1. Workers get their own right to pursue payment of super
would change the laws to include a right to superannuation, within the National Employment Standards, which will give all employees the power to pursue their unpaid superannuation.
Currently unpaid or underpaid employer superannuation contributions are a debt owed to the Australian Taxation Office, rather than the worker. Unless there is a clause in their award or agreement, workers can’t chase this money – as the money is not technically owed to them.
By placing superannuation within the National Employment Standards, in the Fair Work Act, a Labor Government would empower all employees to recoup unpaid super from employers through the Fair Work Commission or the Federal Court.

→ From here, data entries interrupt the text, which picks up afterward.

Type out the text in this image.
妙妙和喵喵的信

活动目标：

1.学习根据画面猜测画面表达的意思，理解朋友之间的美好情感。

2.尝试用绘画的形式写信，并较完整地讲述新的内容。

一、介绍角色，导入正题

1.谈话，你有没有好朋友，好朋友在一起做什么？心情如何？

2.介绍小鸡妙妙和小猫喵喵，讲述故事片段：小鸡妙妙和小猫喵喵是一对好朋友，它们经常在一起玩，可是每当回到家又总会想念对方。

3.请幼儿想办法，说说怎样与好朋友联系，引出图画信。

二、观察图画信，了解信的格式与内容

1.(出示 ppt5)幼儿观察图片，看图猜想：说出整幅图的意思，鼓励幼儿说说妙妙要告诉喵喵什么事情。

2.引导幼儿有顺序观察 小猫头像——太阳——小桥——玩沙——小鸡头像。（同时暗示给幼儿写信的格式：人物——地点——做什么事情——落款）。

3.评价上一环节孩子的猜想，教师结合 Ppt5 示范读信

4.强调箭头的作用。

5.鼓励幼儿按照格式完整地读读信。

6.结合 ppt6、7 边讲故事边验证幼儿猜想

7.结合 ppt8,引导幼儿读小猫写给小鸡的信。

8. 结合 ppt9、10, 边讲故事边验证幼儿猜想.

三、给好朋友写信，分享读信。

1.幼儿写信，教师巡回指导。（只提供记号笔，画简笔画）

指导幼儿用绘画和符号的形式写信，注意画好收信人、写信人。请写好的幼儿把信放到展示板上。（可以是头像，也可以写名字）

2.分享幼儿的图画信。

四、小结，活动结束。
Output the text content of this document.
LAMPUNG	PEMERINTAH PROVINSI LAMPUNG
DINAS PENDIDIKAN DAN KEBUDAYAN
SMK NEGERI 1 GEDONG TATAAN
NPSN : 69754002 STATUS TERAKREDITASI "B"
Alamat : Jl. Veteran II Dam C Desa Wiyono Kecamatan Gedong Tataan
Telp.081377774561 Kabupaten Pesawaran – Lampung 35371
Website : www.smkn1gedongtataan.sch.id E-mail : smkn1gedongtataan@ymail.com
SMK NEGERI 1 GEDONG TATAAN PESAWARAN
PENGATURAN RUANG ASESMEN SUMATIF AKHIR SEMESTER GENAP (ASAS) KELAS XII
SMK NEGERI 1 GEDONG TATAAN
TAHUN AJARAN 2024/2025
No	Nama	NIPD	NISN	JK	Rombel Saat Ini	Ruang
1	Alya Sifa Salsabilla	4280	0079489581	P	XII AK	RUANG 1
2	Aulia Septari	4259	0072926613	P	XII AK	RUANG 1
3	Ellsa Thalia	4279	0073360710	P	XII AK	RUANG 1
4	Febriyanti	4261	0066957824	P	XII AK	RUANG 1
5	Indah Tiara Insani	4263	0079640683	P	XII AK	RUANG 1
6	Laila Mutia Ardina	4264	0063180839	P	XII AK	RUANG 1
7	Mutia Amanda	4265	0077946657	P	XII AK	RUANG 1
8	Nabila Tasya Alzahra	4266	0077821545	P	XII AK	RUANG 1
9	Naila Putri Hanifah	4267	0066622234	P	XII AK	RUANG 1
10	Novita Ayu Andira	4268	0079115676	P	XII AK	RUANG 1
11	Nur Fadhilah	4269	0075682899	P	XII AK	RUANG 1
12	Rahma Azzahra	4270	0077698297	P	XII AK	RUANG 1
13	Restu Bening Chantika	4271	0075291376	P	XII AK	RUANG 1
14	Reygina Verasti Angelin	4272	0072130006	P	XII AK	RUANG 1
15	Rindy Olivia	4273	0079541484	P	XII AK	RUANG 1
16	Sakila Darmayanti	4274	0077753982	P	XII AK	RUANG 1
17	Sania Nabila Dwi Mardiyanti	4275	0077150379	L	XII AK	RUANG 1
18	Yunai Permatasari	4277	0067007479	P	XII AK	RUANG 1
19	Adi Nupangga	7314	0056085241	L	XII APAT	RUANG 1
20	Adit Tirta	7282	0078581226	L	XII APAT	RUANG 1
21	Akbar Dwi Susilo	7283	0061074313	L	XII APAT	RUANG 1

I have long been saying that employees need a clear and universal right, to pursue their super, themselves. This might be useful individually. It would be useful, for unions, who could help a group of people, hired by the same employer. And most importantly, the class action lawyers could form a powerful force to collect the correct amount of super for potentially huge groups of employees.
To deal with phoenixing, there might need to be some rights created, against not just the employer, but related companies, directors, shadow directors, and those involved in any fraud.
2. Increase penalties for underpayment or under reporting
Labor would also strengthen the ATO compliance regime and increase penalties for employers for underpayment or non-payment of superannuation. Labor will hit them with bigger fines.
- Employers who underpay superannuation to their staff because of a false or misleading statement will face fines equal to 100 per cent of the unpaid super.
- Employers who fail to tell the ATO about unpaid superannuation when asked will face fines equal to 300 per cent of the unpaid super.
This still depends on the authorities detecting non-compliance, but with the changes above, there will be the full range of employees, better ‘incentivised’ to report underpayment.
This announcement doesn’t say
- what happens to the 100% and 300% fines. Currently unpaid super, collected under the SGC Act, is paid to the employee’s superannuation fund. I suspect these fines will just go into consolidated revenue. If three times the missing amount, went into the employee’s super fund, they would be extra ‘incentivised’ to extract collection.
- what happens if the employee manages to collect their super, under the personal rights created (per above) – do the contributions have to be double paid? The ATO collecting fines and the employee attempting to collect his/her super, could be in a competition, which a barely solvent employer might not be able to bare.
Perhaps the employees could be given the right to recover these extra amounts, and put them in their super fund, as added incentive, to privatise the collection and enforcement.
There will be some fine print to be worked through here, but this announcement has the bones of an important reform.
CPD (comprehension) questions
- What is the first of the measures announced by the Shadow Treasurer?
- What is, arguably, the most potent use of this right?
- What is the second of the announcements?
- Where will these employer payments go?
- What might the benefit be if the ‘fines’ went into employee’s super (like the current SGC system)?
- How might these two announcements be in competition.
- How does the announcement seek to resolve this competition?